Glock gifts for the holidays

The only thing you really need to know in order to find the right gift for a Glock owner is which model they have.  While there’s a lot of interchangeability between models (like the 23 and 19, for example), some models have unique quirks. Strike up a conversation.  Ask a bit about their gun of choice and take notes.  One thing those of us who own Glocks have in common is that we like talking about them almost as much as we like shooting them.

Multi Holster's Glock 19 IWB. (Photo by David Higginbotham)

Multi Holster’s Glock 19 IWB. (Photo by David Higginbotham)


Let’s start with the most basic accessory.  I’m constantly surprised how many people own a gun, but not a holster.  There’s an amazing array of holsters available for Glocks, especially the more common varieties in 9mm, .40 S&W, and .45.  Safariland offers great duty holsters with active retention.  I recently reviewed an incredibly comfortable IWB from StealthGear, the Onyx.

For exacting specifications, or custom colors, you can’t go wrong with the work of Multi Holsters.  They’re my go-to for any Kydex holster.  Tony Catner’s attention to detail really set his work apart.  While you may not be able to order a custom rig in time for Christmas, there are often a selection of holsters ready to roll that would fit your exact need.  Prices on holsters vary from $20 on up.  A good custom holster should be in the neighborhood of $100, give or take.
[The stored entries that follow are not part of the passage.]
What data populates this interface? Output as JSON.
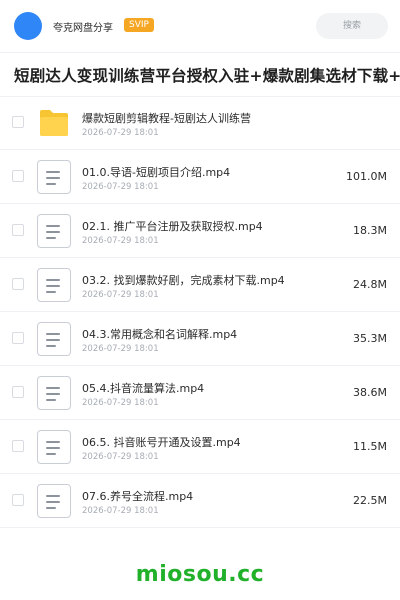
{
  "header": {
    "sharer_name": "夸克网盘分享",
    "badge": "SVIP",
    "search_label": "搜索",
    "avatar_color": "#2f86f6",
    "badge_color": "#f5a623"
  },
  "share": {
    "title": "短剧达人变现训练营平台授权入驻+爆款剧集选材下载+账号"
  },
  "files": [
    {
      "type": "folder",
      "icon": "folder-icon",
      "name": "爆款短剧剪辑教程-短剧达人训练营",
      "date": "2026-07-29 18:01",
      "size": ""
    },
    {
      "type": "video",
      "icon": "document-icon",
      "name": "01.0.导语-短剧项目介绍.mp4",
      "date": "2026-07-29 18:01",
      "size": "101.0M"
    },
    {
      "type": "video",
      "icon": "document-icon",
      "name": "02.1. 推广平台注册及获取授权.mp4",
      "date": "2026-07-29 18:01",
      "size": "18.3M"
    },
    {
      "type": "video",
      "icon": "document-icon",
      "name": "03.2. 找到爆款好剧，完成素材下载.mp4",
      "date": "2026-07-29 18:01",
      "size": "24.8M"
    },
    {
      "type": "video",
      "icon": "document-icon",
      "name": "04.3.常用概念和名词解释.mp4",
      "date": "2026-07-29 18:01",
      "size": "35.3M"
    },
    {
      "type": "video",
      "icon": "document-icon",
      "name": "05.4.抖音流量算法.mp4",
      "date": "2026-07-29 18:01",
      "size": "38.6M"
    },
    {
      "type": "video",
      "icon": "document-icon",
      "name": "06.5. 抖音账号开通及设置.mp4",
      "date": "2026-07-29 18:01",
      "size": "11.5M"
    },
    {
      "type": "video",
      "icon": "document-icon",
      "name": "07.6.养号全流程.mp4",
      "date": "2026-07-29 18:01",
      "size": "22.5M"
    }
  ],
  "watermark": "miosou.cc",
  "colors": {
    "folder": "#f7c531",
    "watermark": "#21b02a"
  }
}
Easy to use and unobtrusive. (Photo by David Higginbotham)

Easy to use and unobtrusive. (Photo by David Higginbotham)

Charging handles

Many people who own Glocks do so because of their ease of use.  Yet the spring tension can be an impediment.  If you injure your hand, or develop arthritis, pulling back the slide can be a real challenge.  That doesn’t mean you can’t safely operate the gun.  A good slide pull can greatly enhance the ease of use.

I really like the Brass Stacker Glock Slide Pull Charging Handle.  It fits well, secures easily, and doesn’t interfere with the holstering of the gun.  It sticks off the back end, and allows you to hook a finger in loop, making it easier to pull the slide back.

The slide pull sells for $42.  If that’s all it takes to keep an aging shooter armed and ready, then it’s a bargain.

The C5L on a Springfield XDS. (Photo by David Higginbotham)

The C5L on a Springfield XDS. (Photo by David Higginbotham)


How much light do you want?  How many lumens?  The choices are endless.  Surefire makes some incredibly bright lights.  The X300 Ultra is about a powerful as a light as you could put on a pistol.  We ran it on a 10mm Glock and it handled the recoil like a dream.  With the right holster (we had one form Safariland) the Surefire makes a Glock incredibly versatile.

Viridian makes solid options, too, and their lights come with bright green lasers, like the incredibly compact C5L.  With a bit of planning, you can get a light laser combination and a holster that is specifically designed to hold both.  MultHolsters offers custom IWB holsters with ECR, the magnet switch that cuts the Viridian lights and lasers on and off, or you can find retention holsters at Viridian.

A long, threaded 9mm barrel from Lone Wolf (Photo credit: Lone Wolf Dist.)

A long, threaded 9mm barrel from Lone Wolf (Photo credit: Lone Wolf Dist.)


One of the true benefits of the Glock system is its modularity.  The guns are so well built that you can even swap between calibers, in some cases.  If you have a Glock 23, for example, you can drop in a Glock 19’s barrel (and switch out magazines, too) and have a gun that will shoot 9mm.

Lone Wolf Distributors makes great barrels.  Extended length, ported barrels, threaded barrels….  Polygonal rifling or traditional land and groove.  The options for customization are endless.

A Templar overhaul.

A Templar overhaul.  (Photo credit: Templar)

Total customization packages

If you’re really serious, take a look at the aftermarket modifications available for serious shooters.  You can get anything done to a Glock.  Porting of barrels.  Cutting out weight from slides.  Modifications of springs.  Stippling of frames and grips.

There are a lot of companies that do modifications.  Then there are the guys in their garages, stippling frames with sotering irons.  The prices vary accordingly.  Solid reputations comes with higher fees for services.  I’ve been watching Templar Custom Arms.  They’re coming up strong and have a developing reputation for great work.

No matter what you chose, the gift will be appreciated.  If you’re not sure about makes or models, try a gift certificate.  A good custom holster, or modifications may require a level of personal input that would give the gift giving surprise away.